17 abril 2006



Em paragens distantes comecei esta missiva. Do outro lado do oceano. Costas de águas quentes, febre de existência, o calor que estala a pele e impede um pensar dolente.
"Os dias passam e a vontade da natureza toca-me subitamente através da sua virtude e não da sua profundidade. Consiste o valor na sua vontade de afirmação, o poder de existir, sem se impor.
Sendo. É desta maneira que a natureza não é igual em todo o lado. Nem mesmo os princípios que estamos habituados a não contrariar por fidelidade à constância da ciência. A saber, a gravidade, a luz, o valor das palavras, do pensamento, o peso do oxigénio.
Não são só os cheiros que mudam.
Momentos nocturnos, sem fronteiras de luz, dançando na praia com meninos que são quase de rua porque é onde passam mais tempo.
Meninos pretos, muito afáveis, que nos contam histórias sobre as famílias e sobre a escola e a capoeira.
Convidam-nos para dançar e perguntam se somos casadas.
Porque eles casam com 15 anos.
N. contou-me que a sua noiva o enganara com outra rapazote e que ele desistira do casamento.
Presenteavam-nos com dobragens de folhas de cana, sem pedir nada em troca, entrelaçavam o verde até ser uma cana de pesca com um peixinho, um gafanhoto perfeito, um botão de rosa.
E depois a lua cheia que gira sem parar. É pelo menos real a vertigem quando me deito na areia ainda quente e olho na direcção da barriga para cima.
A vertigem continua, com a lua quase cheia sob o céu cinzento de anoitecer, a seguir o nosso carro, rente aos campos verdes de cana. Tião, o condutor, sem perder o fio à meada dos caminhos das praias paradisíacas, desfia as nossas curiosidades- os trabalhos mais duros do Nordeste são o trabalho na cana-do-açúcar e a apanha de caranguejos no manguezal. O trabalho que os pobres fazem.
Casas assimétricas sem reboco, as famílias de serão às soleiras, roupa colorida nos estendais perfazem o dia.
O ar quente e o areal tem a extensão dos sentimentos grandiosos.

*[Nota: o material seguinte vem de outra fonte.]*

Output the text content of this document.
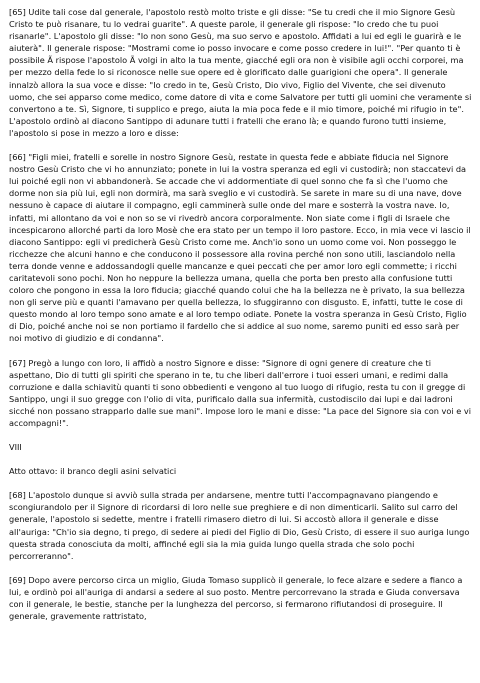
[65] Udite tali cose dal generale, l'apostolo restò molto triste e gli disse: "Se tu credi che il mio Signore Gesù Cristo te può risanare, tu lo vedrai guarite". A queste parole, il generale gli rispose: "Io credo che tu puoi risanarle". L'apostolo gli disse: "Io non sono Gesù, ma suo servo e apostolo. Affidati a lui ed egli le guarirà e le aiuterà". Il generale rispose: "Mostrami come io posso invocare e come posso credere in lui!". "Per quanto ti è possibile Ã rispose l'apostolo Ã volgi in alto la tua mente, giacché egli ora non è visibile agli occhi corporei, ma per mezzo della fede lo si riconosce nelle sue opere ed è glorificato dalle guarigioni che opera". Il generale innalzò allora la sua voce e disse: "Io credo in te, Gesù Cristo, Dio vivo, Figlio del Vivente, che sei divenuto uomo, che sei apparso come medico, come datore di vita e come Salvatore per tutti gli uomini che veramente si convertono a te. Sì, Signore, ti supplico e prego, aiuta la mia poca fede e il mio timore, poiché mi rifugio in te". L'apostolo ordinò al diacono Santippo di adunare tutti i fratelli che erano là; e quando furono tutti insieme, l'apostolo si pose in mezzo a loro e disse:

[66] "Figli miei, fratelli e sorelle in nostro Signore Gesù, restate in questa fede e abbiate fiducia nel Signore nostro Gesù Cristo che vi ho annunziato; ponete in lui la vostra speranza ed egli vi custodirà; non staccatevi da lui poiché egli non vi abbandonerà. Se accade che vi addormentiate di quel sonno che fa sì che l'uomo che dorme non sia più lui, egli non dormirà, ma sarà sveglio e vi custodirà. Se sarete in mare su di una nave, dove nessuno è capace di aiutare il compagno, egli camminerà sulle onde del mare e sosterrà la vostra nave. Io, infatti, mi allontano da voi e non so se vi rivedrò ancora corporalmente. Non siate come i figli di Israele che incespicarono allorché parti da loro Mosè che era stato per un tempo il loro pastore. Ecco, in mia vece vi lascio il diacono Santippo: egli vi predicherà Gesù Cristo come me. Anch'io sono un uomo come voi. Non posseggo le ricchezze che alcuni hanno e che conducono il possessore alla rovina perché non sono utili, lasciandolo nella terra donde venne e addossandogli quelle mancanze e quei peccati che per amor loro egli commette; i ricchi caritatevoli sono pochi. Non ho neppure la bellezza umana, quella che porta ben presto alla confusione tutti coloro che pongono in essa la loro fiducia; giacché quando colui che ha la bellezza ne è privato, la sua bellezza non gli serve più e quanti l'amavano per quella bellezza, lo sfuggiranno con disgusto. E, infatti, tutte le cose di questo mondo al loro tempo sono amate e al loro tempo odiate. Ponete la vostra speranza in Gesù Cristo, Figlio di Dio, poiché anche noi se non portiamo il fardello che si addice al suo nome, saremo puniti ed esso sarà per noi motivo di giudizio e di condanna".

[67] Pregò a lungo con loro, li affidò a nostro Signore e disse: "Signore di ogni genere di creature che ti aspettano, Dio di tutti gli spiriti che sperano in te, tu che liberi dall'errore i tuoi esseri umani, e redimi dalla corruzione e dalla schiavitù quanti ti sono obbedienti e vengono al tuo luogo di rifugio, resta tu con il gregge di Santippo, ungi il suo gregge con l'olio di vita, purificalo dalla sua infermità, custodiscilo dai lupi e dai ladroni sicché non possano strapparlo dalle sue mani". Impose loro le mani e disse: "La pace del Signore sia con voi e vi accompagni!".

VIII

Atto ottavo: il branco degli asini selvatici

[68] L'apostolo dunque si avviò sulla strada per andarsene, mentre tutti l'accompagnavano piangendo e scongiurandolo per il Signore di ricordarsi di loro nelle sue preghiere e di non dimenticarli. Salito sul carro del generale, l'apostolo si sedette, mentre i fratelli rimasero dietro di lui. Si accostò allora il generale e disse all'auriga: "Ch'io sia degno, ti prego, di sedere ai piedi del Figlio di Dio, Gesù Cristo, di essere il suo auriga lungo questa strada conosciuta da molti, affinché egli sia la mia guida lungo quella strada che solo pochi percorreranno".

[69] Dopo avere percorso circa un miglio, Giuda Tomaso supplicò il generale, lo fece alzare e sedere a fianco a lui, e ordinò poi all'auriga di andarsi a sedere al suo posto. Mentre percorrevano la strada e Giuda conversava con il generale, le bestie, stanche per la lunghezza del percorso, si fermarono rifiutandosi di proseguire. Il generale, gravemente rattristato,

O tempo com as mãos e os olhos cerrados perante o canto dissonante e vivo das cigarras.
Nos dias seguintes, parece ser um urubu de cauda recortada e de negritude placente a passear sobre lugares belos e pobres.

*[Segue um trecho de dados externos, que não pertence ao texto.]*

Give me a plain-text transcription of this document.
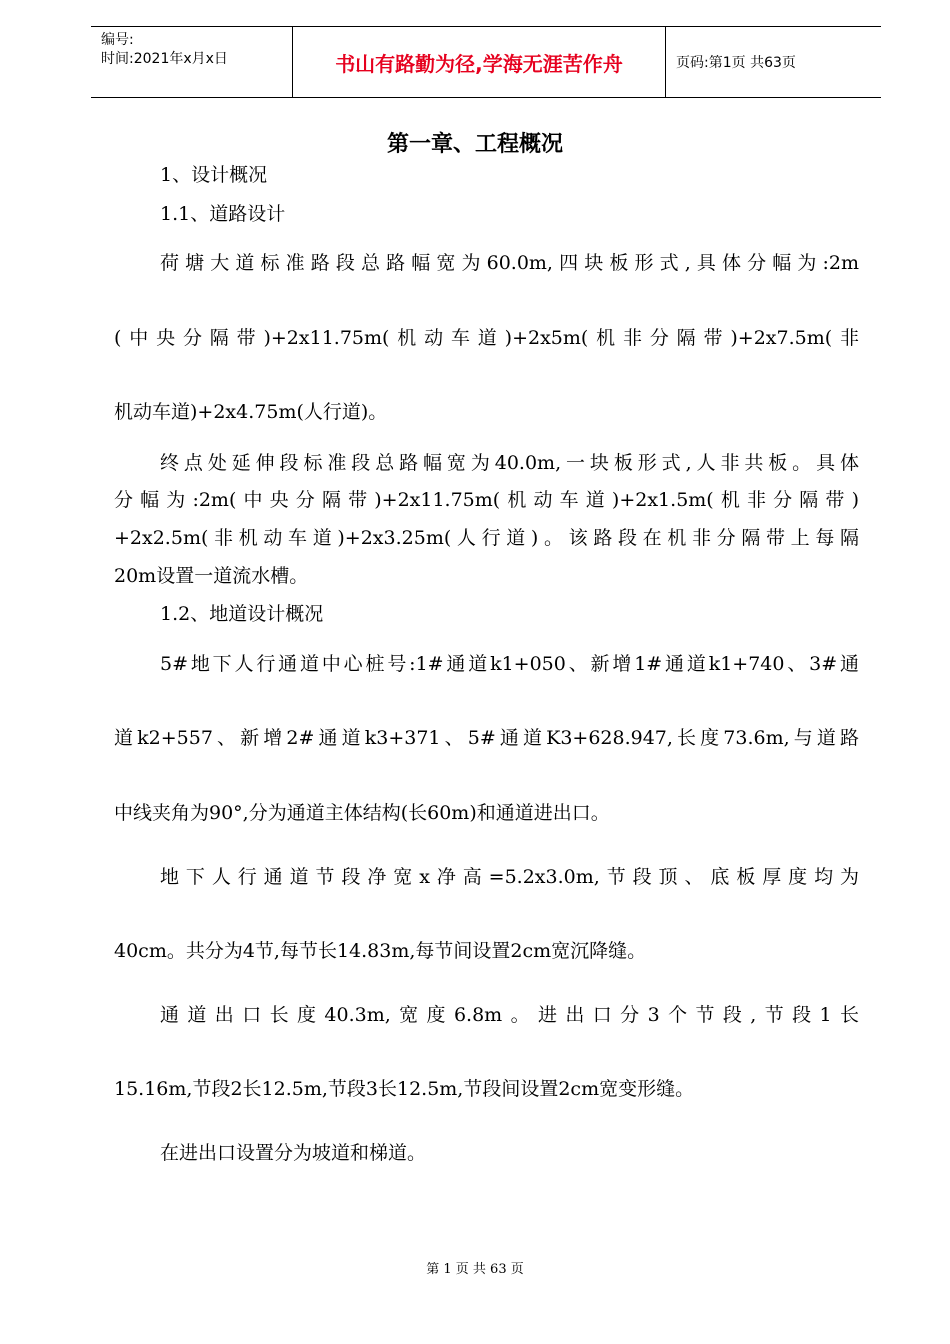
编号:
时间:2021年x月x日	书山有路勤为径,学海无涯苦作舟	页码:第1页 共63页
第一章、工程概况

1、设计概况

1.1、道路设计

荷塘大道标准路段总路幅宽为60.0m,四块板形式,具体分幅为:2m

(中央分隔带)+2x11.75m(机动车道)+2x5m(机非分隔带)+2x7.5m(非

机动车道)+2x4.75m(人行道)。

终点处延伸段标准段总路幅宽为40.0m,一块板形式,人非共板。具体

分幅为:2m(中央分隔带)+2x11.75m(机动车道)+2x1.5m(机非分隔带)

+2x2.5m(非机动车道)+2x3.25m(人行道)。该路段在机非分隔带上每隔

20m设置一道流水槽。

1.2、地道设计概况

5#地下人行通道中心桩号:1#通道k1+050、新增1#通道k1+740、3#通

道k2+557、新增2#通道k3+371、5#通道K3+628.947,长度73.6m,与道路

中线夹角为90°,分为通道主体结构(长60m)和通道进出口。

地下人行通道节段净宽x净高=5.2x3.0m,节段顶、底板厚度均为

40cm。共分为4节,每节长14.83m,每节间设置2cm宽沉降缝。

通道出口长度40.3m,宽度6.8m。进出口分3个节段,节段1长

15.16m,节段2长12.5m,节段3长12.5m,节段间设置2cm宽变形缝。

在进出口设置分为坡道和梯道。

第 1 页 共 63 页
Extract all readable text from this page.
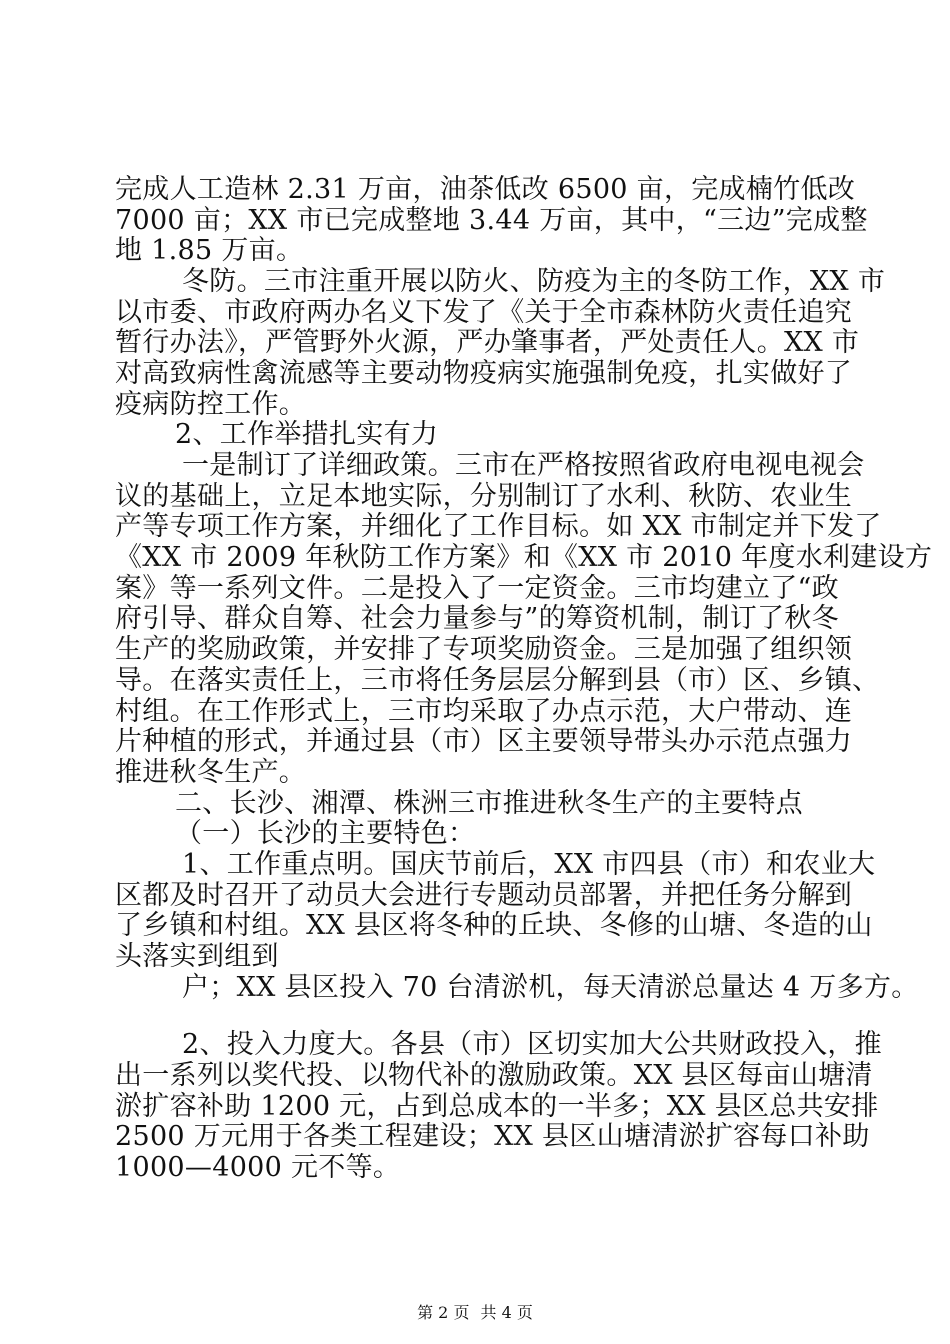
完成人工造林 2.31 万亩，油茶低改 6500 亩，完成楠竹低改
7000 亩；XX 市已完成整地 3.44 万亩，其中，“三边”完成整
地 1.85 万亩。
冬防。三市注重开展以防火、防疫为主的冬防工作，XX 市
以市委、市政府两办名义下发了《关于全市森林防火责任追究
暂行办法》，严管野外火源，严办肇事者，严处责任人。XX 市
对高致病性禽流感等主要动物疫病实施强制免疫，扎实做好了
疫病防控工作。
2、工作举措扎实有力
一是制订了详细政策。三市在严格按照省政府电视电视会
议的基础上，立足本地实际，分别制订了水利、秋防、农业生
产等专项工作方案，并细化了工作目标。如 XX 市制定并下发了
《XX 市 2009 年秋防工作方案》和《XX 市 2010 年度水利建设方
案》等一系列文件。二是投入了一定资金。三市均建立了“政
府引导、群众自筹、社会力量参与”的筹资机制，制订了秋冬
生产的奖励政策，并安排了专项奖励资金。三是加强了组织领
导。在落实责任上，三市将任务层层分解到县（市）区、乡镇、
村组。在工作形式上，三市均采取了办点示范，大户带动、连
片种植的形式，并通过县（市）区主要领导带头办示范点强力
推进秋冬生产。
二、长沙、湘潭、株洲三市推进秋冬生产的主要特点
（一）长沙的主要特色：
1、工作重点明。国庆节前后，XX 市四县（市）和农业大
区都及时召开了动员大会进行专题动员部署，并把任务分解到
了乡镇和村组。XX 县区将冬种的丘块、冬修的山塘、冬造的山
头落实到组到
户；XX 县区投入 70 台清淤机，每天清淤总量达 4 万多方。
2、投入力度大。各县（市）区切实加大公共财政投入，推
出一系列以奖代投、以物代补的激励政策。XX 县区每亩山塘清
淤扩容补助 1200 元，占到总成本的一半多；XX 县区总共安排
2500 万元用于各类工程建设；XX 县区山塘清淤扩容每口补助
1000—4000 元不等。
第 2 页 共 4 页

Num outdoor de uma cidade grande podia ler-se "Presta-se serviço funerário a animais pequenos". Numa moldura dependurada à porta de uma casa particular, num povoado de beira de estrada, figurava em letras escantilhadas "Ensina-se matemática".
Era capaz de percorrer o Brasil em busca das suas palavras quotidianas.
Que me apaixonei por isso.

Paris e isto não parecem caber no mesmo século.
Há lugares onde é natural ir e crescer nessas idas e voltas como Paris. Há lugares onde nunca me sentirei bem como turista, lugares onde entre o pobre e o rico há um universo.
Só acabei esta carta aqui mesmo.
Em casa.
De volta outra vez.
Desculpa a demora.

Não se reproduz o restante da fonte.